I have also noticed, even though they are only two, the little kids play together all the time. I would say Preston has the highest propensity to be a loner and just play with his trains by himself. The girls do puzzles together with the help of their big sis, play on the play structures together and wrestle. The little girls love to wrestle. They grab and tackle each other from behind, throw each other to the ground, lay on each other, and this usually goes on until someone gets hurt.

Now that the blessed sun has been out more lately, we go outside to play on the playground in the backyard after dinner. I prop my buttocks on the blue lounge chair and monitor the kids as the go up and down the slide a thousand times, catapult themselves through the structures windows, and chase each other.
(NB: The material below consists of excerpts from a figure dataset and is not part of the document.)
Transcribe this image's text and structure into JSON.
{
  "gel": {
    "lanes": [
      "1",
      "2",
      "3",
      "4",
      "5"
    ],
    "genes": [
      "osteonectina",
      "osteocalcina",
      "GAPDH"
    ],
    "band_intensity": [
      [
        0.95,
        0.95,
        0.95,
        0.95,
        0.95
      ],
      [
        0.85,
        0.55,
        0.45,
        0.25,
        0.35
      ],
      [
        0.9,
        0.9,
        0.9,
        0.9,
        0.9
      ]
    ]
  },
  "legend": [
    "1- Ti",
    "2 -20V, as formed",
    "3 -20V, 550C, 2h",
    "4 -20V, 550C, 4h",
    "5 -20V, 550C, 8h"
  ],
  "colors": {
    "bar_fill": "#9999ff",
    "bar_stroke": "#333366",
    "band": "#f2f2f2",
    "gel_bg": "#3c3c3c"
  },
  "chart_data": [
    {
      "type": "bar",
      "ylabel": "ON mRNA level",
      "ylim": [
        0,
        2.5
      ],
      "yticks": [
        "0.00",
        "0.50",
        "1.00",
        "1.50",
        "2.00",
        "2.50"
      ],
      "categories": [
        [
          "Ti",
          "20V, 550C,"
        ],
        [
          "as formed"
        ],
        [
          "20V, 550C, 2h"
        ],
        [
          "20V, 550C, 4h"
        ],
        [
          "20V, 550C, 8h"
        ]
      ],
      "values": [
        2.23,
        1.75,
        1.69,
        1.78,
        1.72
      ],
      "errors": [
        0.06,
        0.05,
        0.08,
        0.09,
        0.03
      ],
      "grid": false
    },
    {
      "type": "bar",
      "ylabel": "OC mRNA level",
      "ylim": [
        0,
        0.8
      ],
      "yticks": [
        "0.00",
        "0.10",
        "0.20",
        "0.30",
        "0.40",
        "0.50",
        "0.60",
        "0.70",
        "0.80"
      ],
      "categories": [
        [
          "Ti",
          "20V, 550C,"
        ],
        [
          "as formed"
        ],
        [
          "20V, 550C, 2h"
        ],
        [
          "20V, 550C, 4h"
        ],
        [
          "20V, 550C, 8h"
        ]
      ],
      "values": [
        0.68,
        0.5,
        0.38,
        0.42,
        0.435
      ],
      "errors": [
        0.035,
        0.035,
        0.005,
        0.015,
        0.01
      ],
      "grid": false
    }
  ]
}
Tonight I was setting up Ava's Barbie house with her and it reminded me of a memory I had. Chris and I were traveling through France with our friends Nicola and Paul around 2002. We ended up at this quaint little house in Saumur in the heart of the Loire Valley. We were making ourselves dinner as the sun was setting on the vineyards around us and Nicola and I were going back and forth about how we would raise our kids. We were both years away from having kids ourselves, but boy did we know a lot about how these future kids were going to be brought up. No toys guns for boys, and no Barbies for girls. We would not have sexualized models of women with their perfect bodies and perfectly long illustrious hair held up as models for our girls to feel that they had to live up to. No way were we going to be into that.
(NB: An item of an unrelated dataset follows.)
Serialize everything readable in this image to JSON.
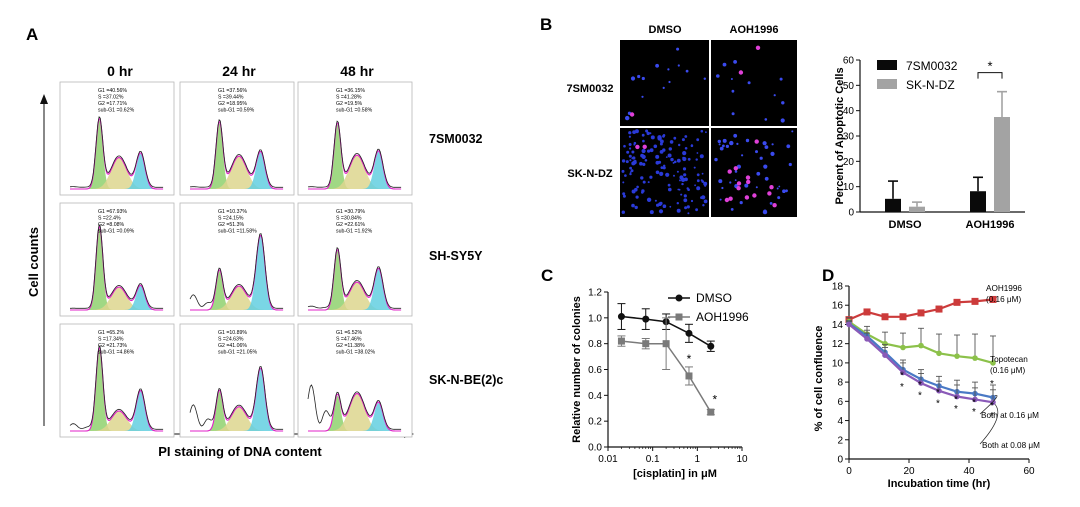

Fast forward eight years and I have amassed through gifts and charitable contributions to the Woolsey household, if I were to count, 30 gorgeous Barbies, 60 different Barbie outfits, furniture to fill a few Barbie mansions and of course, the three story Barbie house. As Ava and I finish up working on furniture and Barbie placement in the Barbie house it strikes me that this looks a lot like a Barbie Hollywood whore house. It has all the makings of a scandalous scene, with scantily clad Barbies draped over the couches (possibly drunk) and crowding the beds (no comment) and then there are Barbies skinny dipping in the outdoor hot tub. There are hot plastic ladies everywhere. So my standards for allowing my girls to own Barbies have given way to our cultural and societal norms; this is sometimes the difference between idealistic parenting and realistic parenting I suppose. But I don't have any fake guns in my house yet!
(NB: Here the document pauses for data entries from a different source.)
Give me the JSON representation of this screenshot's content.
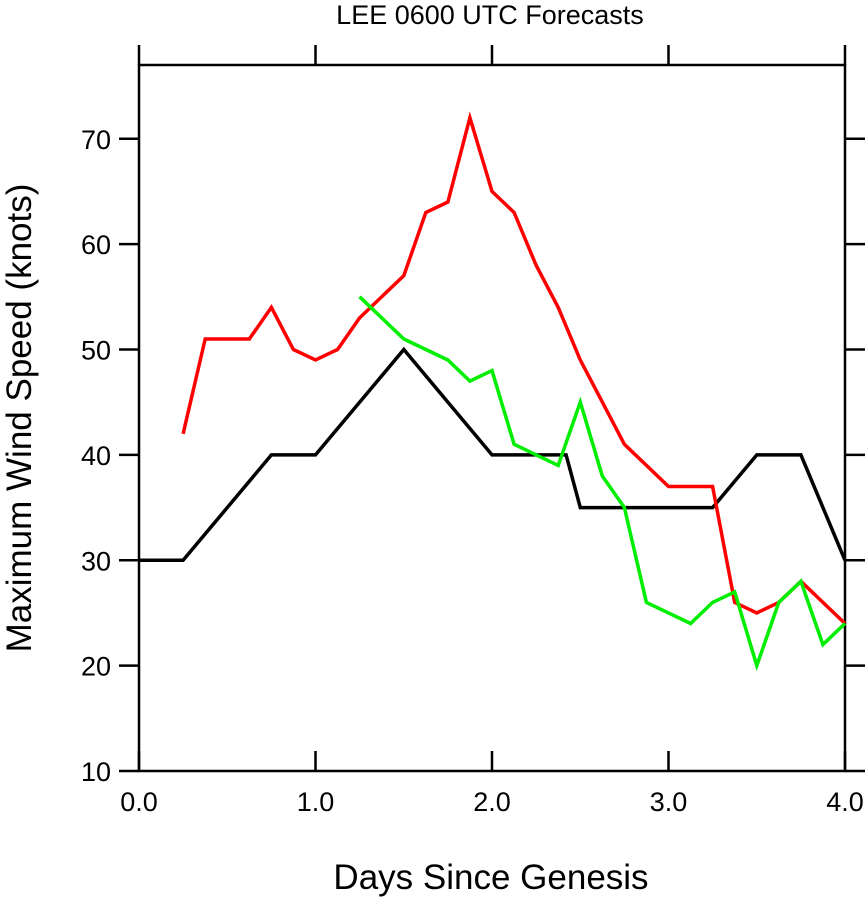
{
  "chart_data": {
    "type": "line",
    "title": "LEE 0600 UTC Forecasts",
    "xlabel": "Days Since Genesis",
    "ylabel": "Maximum Wind Speed (knots)",
    "xlim": [
      0,
      4
    ],
    "ylim": [
      10,
      77
    ],
    "x_ticks": [
      0,
      1,
      2,
      3,
      4
    ],
    "x_tick_labels": [
      "0.0",
      "1.0",
      "2.0",
      "3.0",
      "4.0"
    ],
    "y_ticks": [
      10,
      20,
      30,
      40,
      50,
      60,
      70
    ],
    "y_tick_labels": [
      "10",
      "20",
      "30",
      "40",
      "50",
      "60",
      "70"
    ],
    "grid": false,
    "legend": "none",
    "series": [
      {
        "color": "#000000",
        "x": [
          0,
          0.25,
          0.75,
          1.0,
          1.5,
          2.0,
          2.42,
          2.5,
          3.25,
          3.5,
          3.75,
          4.0
        ],
        "values": [
          30,
          30,
          40,
          40,
          50,
          40,
          40,
          35,
          35,
          40,
          40,
          30
        ]
      },
      {
        "color": "#ff0000",
        "x": [
          0.25,
          0.375,
          0.5,
          0.625,
          0.75,
          0.875,
          1.0,
          1.125,
          1.25,
          1.5,
          1.625,
          1.75,
          1.875,
          2.0,
          2.125,
          2.25,
          2.375,
          2.5,
          2.75,
          3.0,
          3.25,
          3.375,
          3.5,
          3.625,
          3.75,
          4.0
        ],
        "values": [
          42,
          51,
          51,
          51,
          54,
          50,
          49,
          50,
          53,
          57,
          63,
          64,
          72,
          65,
          63,
          58,
          54,
          49,
          41,
          37,
          37,
          26,
          25,
          26,
          28,
          24
        ]
      },
      {
        "color": "#00ee00",
        "x": [
          1.25,
          1.5,
          1.75,
          1.875,
          2.0,
          2.125,
          2.375,
          2.5,
          2.625,
          2.75,
          2.875,
          3.125,
          3.25,
          3.375,
          3.5,
          3.625,
          3.75,
          3.875,
          4.0
        ],
        "values": [
          55,
          51,
          49,
          47,
          48,
          41,
          39,
          45,
          38,
          35,
          26,
          24,
          26,
          27,
          20,
          26,
          28,
          22,
          24
        ]
      }
    ]
  }
}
Meanwhile I am engaged in a very tough conversation. In our Barbie Hollywood whore house decoration party, Ava and I have run across the tooth fairy pillow that my mom made me when I was a little girl. I explained to Ava that when she loses her first tooth she will place it in the pocket of the pillow and we will place this pillow under her pillow and then a tooth fairy will come by and take her tooth and replace it with something special. Ava challenged me big time on the tooth fairy. She asked several times in a few different ways how the tooth fairy knows that the pillow with the tooth in it is under her pillow. She asked me what she is going to give for the tooth. I said when I was little it was money. Ava has no use for money yet, so she suggested that a toy would be better. I told her that if she got money she could buy her own toy. She totally disregarded this brilliant idea and replaced it with her own sensible idea that really the tooth fairy should just get her a new toothbrush. Great idea, I said. Then about five minutes later Ava said, Mom, is there really a tooth fairy? I had to think quick but I pulled one out of Angela's playbook and said, "of course there is a tooth fairy if you believe in her." Phew. Tonight I am going to believe in my own kind of tooth fairy, the kind that leaves spa gift certificates under my pillow.

Until next time, the mothership is signing off.

2 Responses
  1. OMG Megan! You had me in tears with the whole Barbie whore house scenario!
    I haven't read your blog in so long, it's nice to be able to totally relate with so much you write about! ;-)


  2. sal Says:

    Meg, That's hilarious!!! Who'd have thought that barbies plastic nudity would represent The Girls of the Playboy Mansion!! Lucky they have no idea! Everyone runs around nude & has spa's & flakes out drunk in the couch...don't they? Not with this body!!